CESARE VIVALDI, 1991

 

         Gubinelli has been working on paper since the Seventies, since his first public appearances and therefore, practically always, with a sharpness of proposals and continuity of results which, of his discrete presence, make a rather unique and precious case in the panorama of art today.  A discrete presence, I repeat, not at all arrogant or presumptuous, and yet enlivened by the implicitly polemic pride of the artist who goes against the tide and neither wants nor knows how to find support in factors external to his own art, whether they be politics, fashion, society life or the simple acquiescence to the person who feels he can dictate the rules and arrogates himself the right to do so.  Silently, Gubinelli has always safely travelled the road which suits only him, well aware that a modest means like paper in itself contains infinite potentials of expression, and well aware that what he does and how he does it, in brief his direction, is one of the first and primary which have been offered to artists, of the Orient long before of the West.  If the relation exists which almost all critics attribute between our painter and Fontana, Castellani, Dorazio or, going even further back, Balla, Newman and even Malevich (and we are speaking of such critics as Lara Vinca Masini, Enrico Crispolti, Vanni Bramanti, etc.), even more illuminating is the relation which in 1985 Bruno Munari proposed between the painting of Gubinelli and oriental imagination.  In my opinion, especially Zen art in its claim to reach any objective-target without even aiming at it, has in the art of Gubinelli, compatibly with the changing situations of thought and action, an almost perfect confirmation.  Concentration is essential, expression a consequence:  the outcome of the artistic fact is therefore, in a certain sense, taken for granted, contained in all its infinite possibilities in its premises.
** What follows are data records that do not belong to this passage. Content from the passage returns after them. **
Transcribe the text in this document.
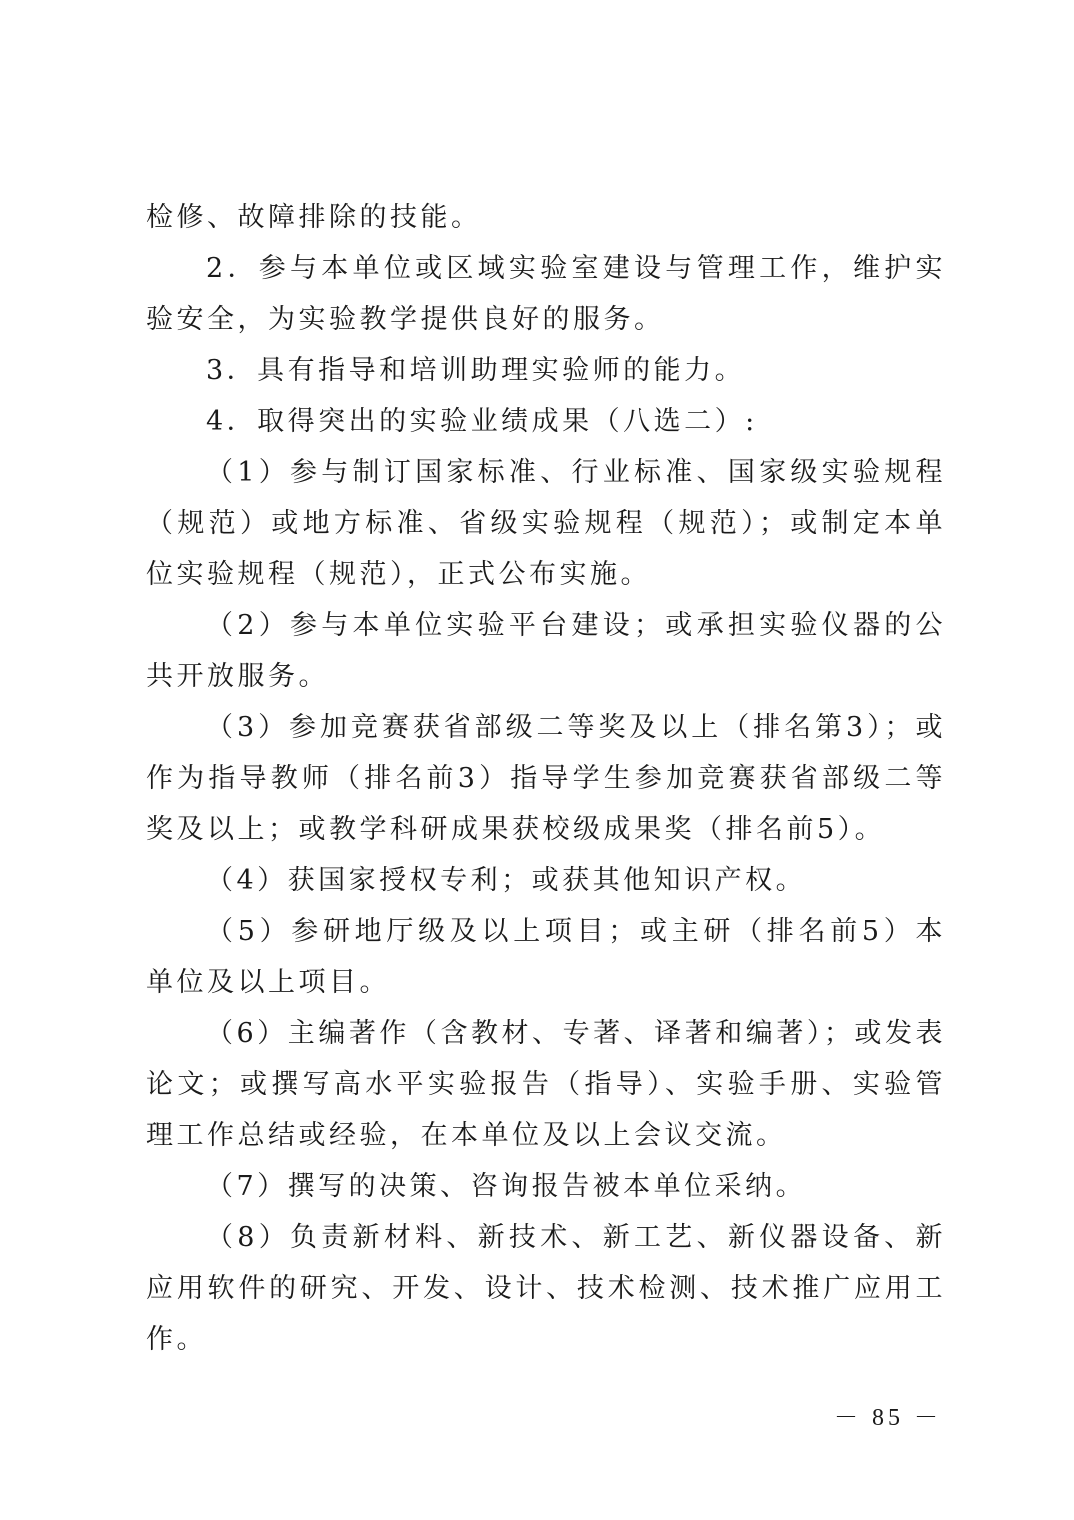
检修、故障排除的技能。

2．参与本单位或区域实验室建设与管理工作，维护实验安全，为实验教学提供良好的服务。

3．具有指导和培训助理实验师的能力。

4．取得突出的实验业绩成果（八选二）:

（1）参与制订国家标准、行业标准、国家级实验规程（规范）或地方标准、省级实验规程（规范）；或制定本单位实验规程（规范），正式公布实施。

（2）参与本单位实验平台建设；或承担实验仪器的公共开放服务。

（3）参加竞赛获省部级二等奖及以上（排名第3）；或作为指导教师（排名前3）指导学生参加竞赛获省部级二等奖及以上；或教学科研成果获校级成果奖（排名前5）。

（4）获国家授权专利；或获其他知识产权。

（5）参研地厅级及以上项目；或主研（排名前5）本单位及以上项目。

（6）主编著作（含教材、专著、译著和编著）；或发表论文；或撰写高水平实验报告（指导）、实验手册、实验管理工作总结或经验，在本单位及以上会议交流。

（7）撰写的决策、咨询报告被本单位采纳。

（8）负责新材料、新技术、新工艺、新仪器设备、新应用软件的研究、开发、设计、技术检测、技术推广应用工作。

－ 85 －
         Gubinelli, in the Seventies, worked without using colour, cutting fine signs on white cardboard and folding it so as to animate the surfaces with subtle luminous vibrations.  Then he began with increased decision to set his attention on the architect's transparent paper, cutting and modelling it with folds and colouring it, with sharpness but also with great intensity; even posing himself the problem of occupying space on a rather vast scale, arranging this paper in cylinders to roll up and unroll, into cones to collect or spread out.  The problem, though always faced in a different manner, was and is, in reality, unique:  the declension of light in space with the consequent creation of always new spaces, creation every time obtained with the simple alteration of the background white, in a "minimum" and most elegant modulation, and later on with the introduction on that background of coloured clouds, with the total erasure of white and its alterations as means of expression and inquiry of the surface.  Something of the sort had tempted Carla Accardi who kept close to pure signed values, projecting her signs onto transparent plastic screens.  Gubinelli, however, in his own way carries out a different operation which only he succeeds in seeing through to the end, even though many had intuited it in more or less the right way:  the introduction of the practically absolute freedom of the informal in a very strict "pedalier," almost supremacist, made up of elementary inquiries and minimum alterations.  We recall the way in which Rothko breaks his favourite rectangular module with strong flares of colour-light; in Gubinelli's case, "rupture" occurs outside of any module, it advances along a route that can run parallel to the furrows traced by the incisions or by the modulations on the sheet of paper, but it can be totally divergent, not to say contradictory.

         All this presupposes  on Gubinelli's part, as Lara Vinca Masini wrote in distant 1977, a "level of cultural acquisition which takes for granted almost all the contemporary artistic-cultural platform in the area of an increasingly more reductive exploration, on light, space and structure."

Nor could it be otherwise considering how our painter wants to reach his own full originality operating in the most conscious way possible in the area of one of the most live "modern traditions," that of space light, among the most critically motivated and yet still rich in "works in progress," susceptible to closer examination and variations.

         Crispolti in 1989 rightly observes that Gubinelli in this tradition "has made interior probing his field of operation," and thus "there derives an evident condition of rarefied anxious lyricism, one vaguely shadowy, where the painter's emotivity is diffused and, in a certain manner, hidden, in an evocative flowing which escapes all measure of confession."

 

April 1991

Ed. Essegi, Pinacoteca Comunale, Loggetta Lombardesca, City of Ravenna, 1991.